You are encouraged to work in groups of three to five for the term project to analyze and develop a predictive modeling solution using real business-related data. Individual projects are not allowed. This project is a critical part of the course, and a significant factor in determining your grade. Teams are required to hand in a brief report and prepare a short class presentation of their work. By default, all team members will receive the same score for their project. If a team feels that this is unfair, perhaps due to HIGHLY imbalanced contributions, then every team member needs to provide feedback on the contribution of each of the other team members via email to the instructor by the last day of class. After that I will need to have a meeting with all the members together to mediate.

The deadline for the report is an electronic submission on Canvas on 5/2 by midnight. This copy should be 20-30 pages (1.5 spacing) including figures, tables and/or references in the form of a single pdf file. You may want to refer to the guidelines posted by Professor Elkan at University of California, San Diego for writing your paper. If you want to submit supplementary materials (code, referenced papers) make a folder and give me access via a pointer to the URL/dropbox location.

Dates:

  1. Project outline due March 20th. 2-3 pages describing the problem, data available, some possible approaches you will consider to address the problem, and a short list of references. On Sat, Apr 11, each group will make a 3-4 min in-class presentation on what they plan to do.
  2. In class presentation of project results, May, approx 15-20 mins per group.
  3. Written project report due May 2nd. One submission per group.

Project presentation schedule

Project groups, title and schedule are available on Canvas.


Project topics

The project should be centered around some problem with associated data sets that you can mine to provide useful and actionable answers. At the least, this should be an exercise in analyzing a reasonably large dataset. In the process, if you invent new techniques/algorithms or processes, or make inferences that are useful and not done before, of course that is an added bonus. Two types of projects are suggested below.

Type I: Some projects I am interested in

These will tend to be a bit more advanced, but you can get the help of one of my graduate students. See this list for details.

Type II: Based on a Competition or other Real-World Large Datasets

Data Mining Competitions

There have been several data mining competitions such those hosted by Kaggle (www.kaggle.com). For several of these competitions, as well as those from KDD cup (http://www.kdnuggets.com/competitions/kddcup), the data is still available and you can also find papers on how others have fared on these data sets. There are also several other ongoing competitions (e.g. see http://www.kdnuggets.com/competitions).
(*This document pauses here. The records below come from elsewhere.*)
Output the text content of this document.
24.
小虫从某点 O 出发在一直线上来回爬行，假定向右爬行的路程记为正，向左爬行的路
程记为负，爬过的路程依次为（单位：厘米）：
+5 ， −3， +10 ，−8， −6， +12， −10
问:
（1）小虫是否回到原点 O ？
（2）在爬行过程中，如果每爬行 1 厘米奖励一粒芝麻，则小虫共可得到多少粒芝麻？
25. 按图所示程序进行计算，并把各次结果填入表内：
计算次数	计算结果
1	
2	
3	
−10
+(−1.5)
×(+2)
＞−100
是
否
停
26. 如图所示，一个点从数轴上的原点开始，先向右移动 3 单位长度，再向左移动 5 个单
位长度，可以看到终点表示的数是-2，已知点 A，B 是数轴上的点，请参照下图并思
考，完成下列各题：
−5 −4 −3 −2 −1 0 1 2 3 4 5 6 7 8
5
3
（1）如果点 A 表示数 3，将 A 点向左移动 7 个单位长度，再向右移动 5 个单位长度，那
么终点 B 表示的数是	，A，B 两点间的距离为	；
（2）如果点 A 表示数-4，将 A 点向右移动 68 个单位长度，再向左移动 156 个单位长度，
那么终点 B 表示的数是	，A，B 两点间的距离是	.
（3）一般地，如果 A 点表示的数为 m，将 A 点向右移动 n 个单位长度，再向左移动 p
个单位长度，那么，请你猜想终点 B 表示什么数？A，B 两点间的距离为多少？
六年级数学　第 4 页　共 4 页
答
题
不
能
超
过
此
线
Warning: these can be quite addictive, but also quite fun and a learning experience.

Other Public Domain Dataset

There is an astonishing amount and variety of public domain datasets on the web. KDNuggets (http://www.kdnuggets.com/datasets/index.html) provides a long list.
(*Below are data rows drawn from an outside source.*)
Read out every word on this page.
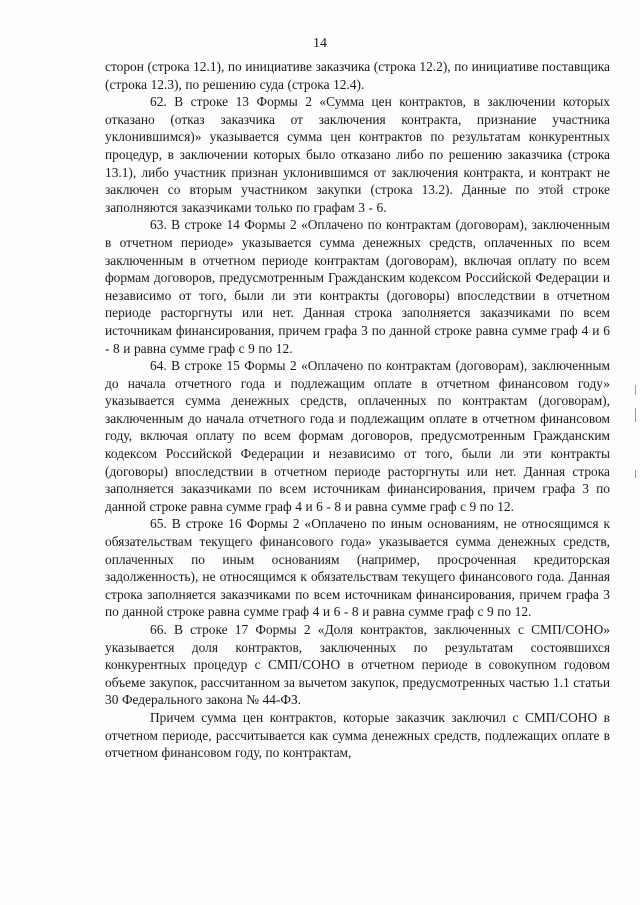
14

сторон (строка 12.1), по инициативе заказчика (строка 12.2), по инициативе поставщика (строка 12.3), по решению суда (строка 12.4).

62. В строке 13 Формы 2 «Сумма цен контрактов, в заключении которых отказано (отказ заказчика от заключения контракта, признание участника уклонившимся)» указывается сумма цен контрактов по результатам конкурентных процедур, в заключении которых было отказано либо по решению заказчика (строка 13.1), либо участник признан уклонившимся от заключения контракта, и контракт не заключен со вторым участником закупки (строка 13.2). Данные по этой строке заполняются заказчиками только по графам 3 - 6.

63. В строке 14 Формы 2 «Оплачено по контрактам (договорам), заключенным в отчетном периоде» указывается сумма денежных средств, оплаченных по всем заключенным в отчетном периоде контрактам (договорам), включая оплату по всем формам договоров, предусмотренным Гражданским кодексом Российской Федерации и независимо от того, были ли эти контракты (договоры) впоследствии в отчетном периоде расторгнуты или нет. Данная строка заполняется заказчиками по всем источникам финансирования, причем графа 3 по данной строке равна сумме граф 4 и 6 - 8 и равна сумме граф с 9 по 12.

64. В строке 15 Формы 2 «Оплачено по контрактам (договорам), заключенным до начала отчетного года и подлежащим оплате в отчетном финансовом году» указывается сумма денежных средств, оплаченных по контрактам (договорам), заключенным до начала отчетного года и подлежащим оплате в отчетном финансовом году, включая оплату по всем формам договоров, предусмотренным Гражданским кодексом Российской Федерации и независимо от того, были ли эти контракты (договоры) впоследствии в отчетном периоде расторгнуты или нет. Данная строка заполняется заказчиками по всем источникам финансирования, причем графа 3 по данной строке равна сумме граф 4 и 6 - 8 и равна сумме граф с 9 по 12.

65. В строке 16 Формы 2 «Оплачено по иным основаниям, не относящимся к обязательствам текущего финансового года» указывается сумма денежных средств, оплаченных по иным основаниям (например, просроченная кредиторская задолженность), не относящимся к обязательствам текущего финансового года. Данная строка заполняется заказчиками по всем источникам финансирования, причем графа 3 по данной строке равна сумме граф 4 и 6 - 8 и равна сумме граф с 9 по 12.

66. В строке 17 Формы 2 «Доля контрактов, заключенных с СМП/СОНО» указывается доля контрактов, заключенных по результатам состоявшихся конкурентных процедур с СМП/СОНО в отчетном периоде в совокупном годовом объеме закупок, рассчитанном за вычетом закупок, предусмотренных частью 1.1 статьи 30 Федерального закона № 44-ФЗ.

Причем сумма цен контрактов, которые заказчик заключил с СМП/СОНО в отчетном периоде, рассчитывается как сумма денежных средств, подлежащих оплате в отчетном финансовом году, по контрактам,
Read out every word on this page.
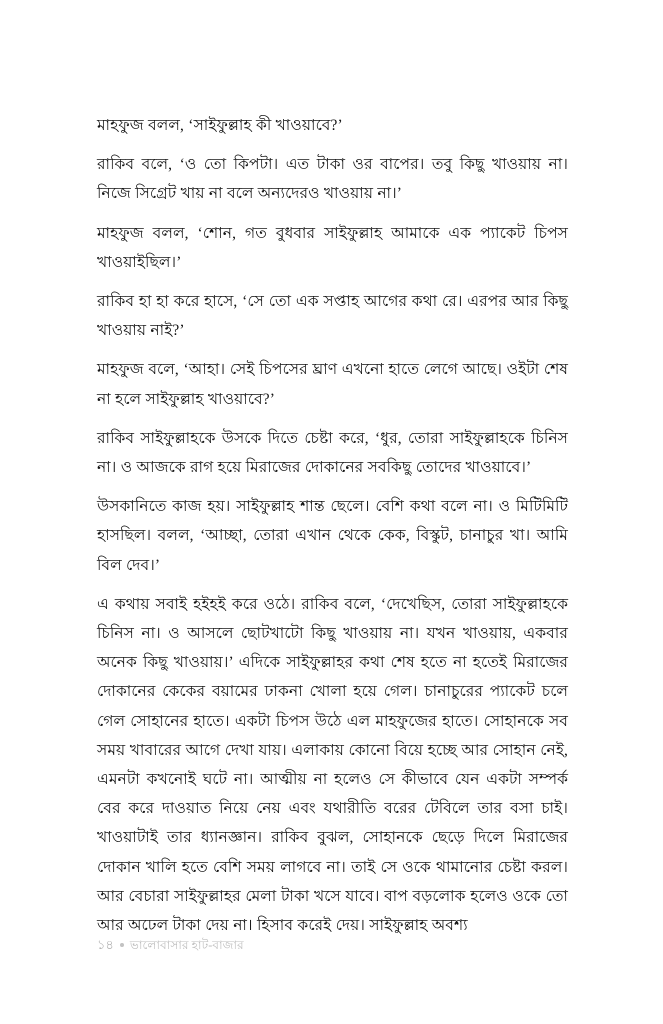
মাহফুজ বলল, ‘সাইফুল্লাহ কী খাওয়াবে?’

রাকিব বলে, ‘ও তো কিপটা। এত টাকা ওর বাপের। তবু কিছু খাওয়ায় না। নিজে সিগ্রেট খায় না বলে অন্যদেরও খাওয়ায় না।’

মাহফুজ বলল, ‘শোন, গত বুধবার সাইফুল্লাহ আমাকে এক প্যাকেট চিপস খাওয়াইছিল।’

রাকিব হা হা করে হাসে, ‘সে তো এক সপ্তাহ আগের কথা রে। এরপর আর কিছু খাওয়ায় নাই?’

মাহফুজ বলে, ‘আহা। সেই চিপসের ঘ্রাণ এখনো হাতে লেগে আছে। ওইটা শেষ না হলে সাইফুল্লাহ খাওয়াবে?’

রাকিব সাইফুল্লাহকে উসকে দিতে চেষ্টা করে, ‘ধুর, তোরা সাইফুল্লাহকে চিনিস না। ও আজকে রাগ হয়ে মিরাজের দোকানের সবকিছু তোদের খাওয়াবে।’

উসকানিতে কাজ হয়। সাইফুল্লাহ শান্ত ছেলে। বেশি কথা বলে না। ও মিটিমিটি হাসছিল। বলল, ‘আচ্ছা, তোরা এখান থেকে কেক, বিস্কুট, চানাচুর খা। আমি বিল দেব।’

এ কথায় সবাই হইহই করে ওঠে। রাকিব বলে, ‘দেখেছিস, তোরা সাইফুল্লাহকে চিনিস না। ও আসলে ছোটখাটো কিছু খাওয়ায় না। যখন খাওয়ায়, একবার অনেক কিছু খাওয়ায়।’ এদিকে সাইফুল্লাহর কথা শেষ হতে না হতেই মিরাজের দোকানের কেকের বয়ামের ঢাকনা খোলা হয়ে গেল। চানাচুরের প্যাকেট চলে গেল সোহানের হাতে। একটা চিপস উঠে এল মাহফুজের হাতে। সোহানকে সব সময় খাবারের আগে দেখা যায়। এলাকায় কোনো বিয়ে হচ্ছে আর সোহান নেই, এমনটা কখনোই ঘটে না। আত্মীয় না হলেও সে কীভাবে যেন একটা সম্পর্ক বের করে দাওয়াত নিয়ে নেয় এবং যথারীতি বরের টেবিলে তার বসা চাই। খাওয়াটাই তার ধ্যানজ্ঞান। রাকিব বুঝল, সোহানকে ছেড়ে দিলে মিরাজের দোকান খালি হতে বেশি সময় লাগবে না। তাই সে ওকে থামানোর চেষ্টা করল। আর বেচারা সাইফুল্লাহর মেলা টাকা খসে যাবে। বাপ বড়লোক হলেও ওকে তো আর অঢেল টাকা দেয় না। হিসাব করেই দেয়। সাইফুল্লাহ অবশ্য

১৪ ভালোবাসার হাট-বাজার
You could be even selective on the topic, for example, if you google “multilabel classification dataset”, the first hit is a bunch of datasets associated with the software Mulan.

The US Government's Open Data policy has also resulted in a treasure trove of data. See (http://www.data.gov)

Type III: Based on Type of Analysis or Application Domain

You can formulate and address a suitable predictive modeling problem based on data from industry or government. It will be your job to acquire and manage the data. The project should be doable within a couple of months, but also non-trivial: at the very least it should involve a large (say "rows" times "columns" > 1 million) data set. Remember that your class presentation is public, however your class report is not, and I (and the TA) can sign NDAs if need be in order to work with you on such a project and to evaluate it. You can choose any topic you want. For example, you could look at healthcare data, or data related to recommendation systems. Some pointers to these two example topics are given below:

Data Mining for Health Care

List of some Health Care Data Sets. CMS, for example has recently released data about Medicare Provider Utilization and Payments, http://www.cms.gov/Research-Statistics-Data-and-Systems/Statistics-Trends-and-Reports/Medicare-Provider-Charge-Data/ which has lots of possibilities. Another highlighted area under healthcare is Structured Learning for Bioinformatics. Many bio-informatics problems involve a very large number of variables; often needing a predictive model with less data points than variables. A series of approaches based on LASSO and extensions have been recently developed with very promising results. See this talk and recent publications from Professor Ye's group. This group also has a nice software package that you can use to apply such methods to suitable data sets. Some related papers include those on ADNI and Dartmouth Health Atlas. Also, for the Texas discharge data, papers can by found by doing a Google search for "Texas Hospital Inpatient Discharge Public".

"Affinity" Data Sets

List of some "Affinity" Data Sets. These problems involve finding the affinities among two (or more) sets of entities, such as users and movies, users and web pages/advertisements, etc. Often "side information" in the form of additional attributes of these entities (e.g. demographic information for the users, a social network etc.) is also available to improve predictions. Another associated problem is learning to rank, for which the LETOR datasets/benchmarks are public-domain.